Determine the values(s) of \(h\) such that matrix is the augmented matrix of a consistent linear system.

18. \(\left[ {\begin{array}{*{20}{c}}1&{ - 3}&{ - 2}\\5&h&{ - 7}\end{array}} \right]\)

Short answer

The system is consistent if \(h \ne - 15\).

Step-by-step solution

Apply row operation

A basic principle states that row operations do not affect the solution set of alinear system. Perform an elementary row operation to produce the first augmented matrix.

Apply the sum of row 2 and \( - 5\) times of row 1 at row 2.
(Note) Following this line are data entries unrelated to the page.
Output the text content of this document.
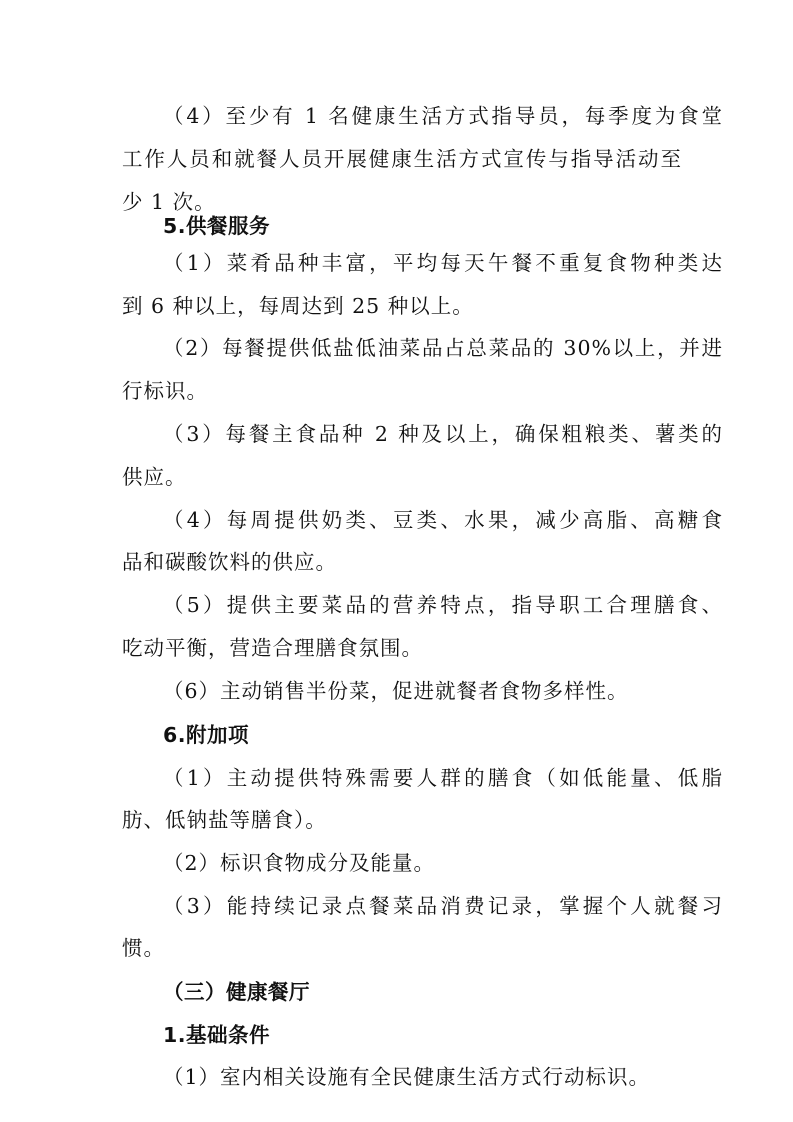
（4）至少有 1 名健康生活方式指导员，每季度为食堂
工作人员和就餐人员开展健康生活方式宣传与指导活动至
少 1 次。
5.供餐服务
（1）菜肴品种丰富，平均每天午餐不重复食物种类达
到 6 种以上，每周达到 25 种以上。
（2）每餐提供低盐低油菜品占总菜品的 30%以上，并进
行标识。
（3）每餐主食品种 2 种及以上，确保粗粮类、薯类的
供应。
（4）每周提供奶类、豆类、水果，减少高脂、高糖食
品和碳酸饮料的供应。
（5）提供主要菜品的营养特点，指导职工合理膳食、
吃动平衡，营造合理膳食氛围。
（6）主动销售半份菜，促进就餐者食物多样性。
6.附加项
（1）主动提供特殊需要人群的膳食（如低能量、低脂
肪、低钠盐等膳食）。
（2）标识食物成分及能量。
（3）能持续记录点餐菜品消费记录，掌握个人就餐习
惯。
（三）健康餐厅
1.基础条件
（1）室内相关设施有全民健康生活方式行动标识。
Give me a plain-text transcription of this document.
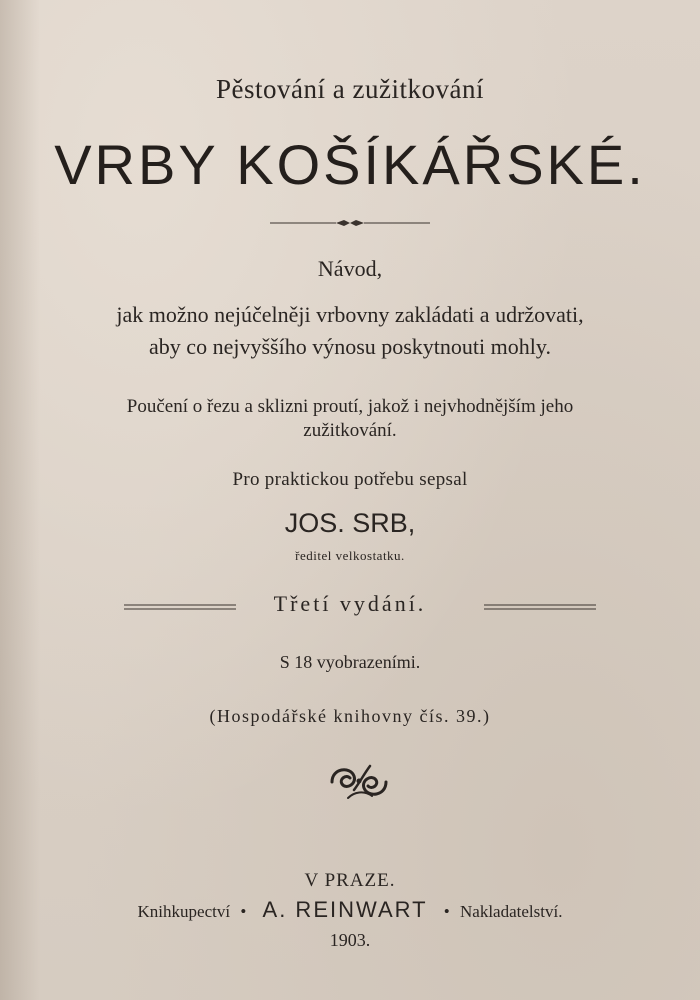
Pěstování a zužitkování
VRBY KOŠÍKÁŘSKÉ.
Návod,
jak možno nejúčelněji vrbovny zakládati a udržovati,
aby co nejvyššího výnosu poskytnouti mohly.
Poučení o řezu a sklizni proutí, jakož i nejvhodnějším jeho
zužitkování.
Pro praktickou potřebu sepsal
JOS. SRB,
ředitel velkostatku.
Třetí vydání.
S 18 vyobrazeními.
(Hospodářské knihovny čís. 39.)
V PRAZE.
Knihkupectví • A. REINWART • Nakladatelství.
1903.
\(\left[ {\begin{array}{*{20}{c}}1&{ - 3}&{ - 2}\\0&{15 + h}&3\end{array}} \right]\)

Convert the matrix into the equation

To determine the value of \(h\), you have to convert the augmented matrix into a system of equations.

Write the obtained matrix into the equation notation.

\(\begin{array}{c}{x_1} - 3{x_2} = - 2\\{x_1}\left( 0 \right) + {x_2}\left( {15 + h} \right) = 3\end{array}\)

Obtain the value of h

A system of linear equations has a unique solution and is consistent if the numbers of nonzero rows and the number of variables are equal. The row-reduced echelon form of the matrix for the system of linear equations is \(\left[ {\begin{array}{*{20}{c}}1&0&2\\0&1&3\end{array}} \right]\)

The given system is consistent. Thus, this shows that \(15 + h \ne 0\) must be nonzero. Otherwise, the second row would correspond to an equation of the form 0 = b, where b would be nonzero. The system is consistent if \(h \ne - 15\).

Thus, the value of \(h\) is \(h \ne - 15\).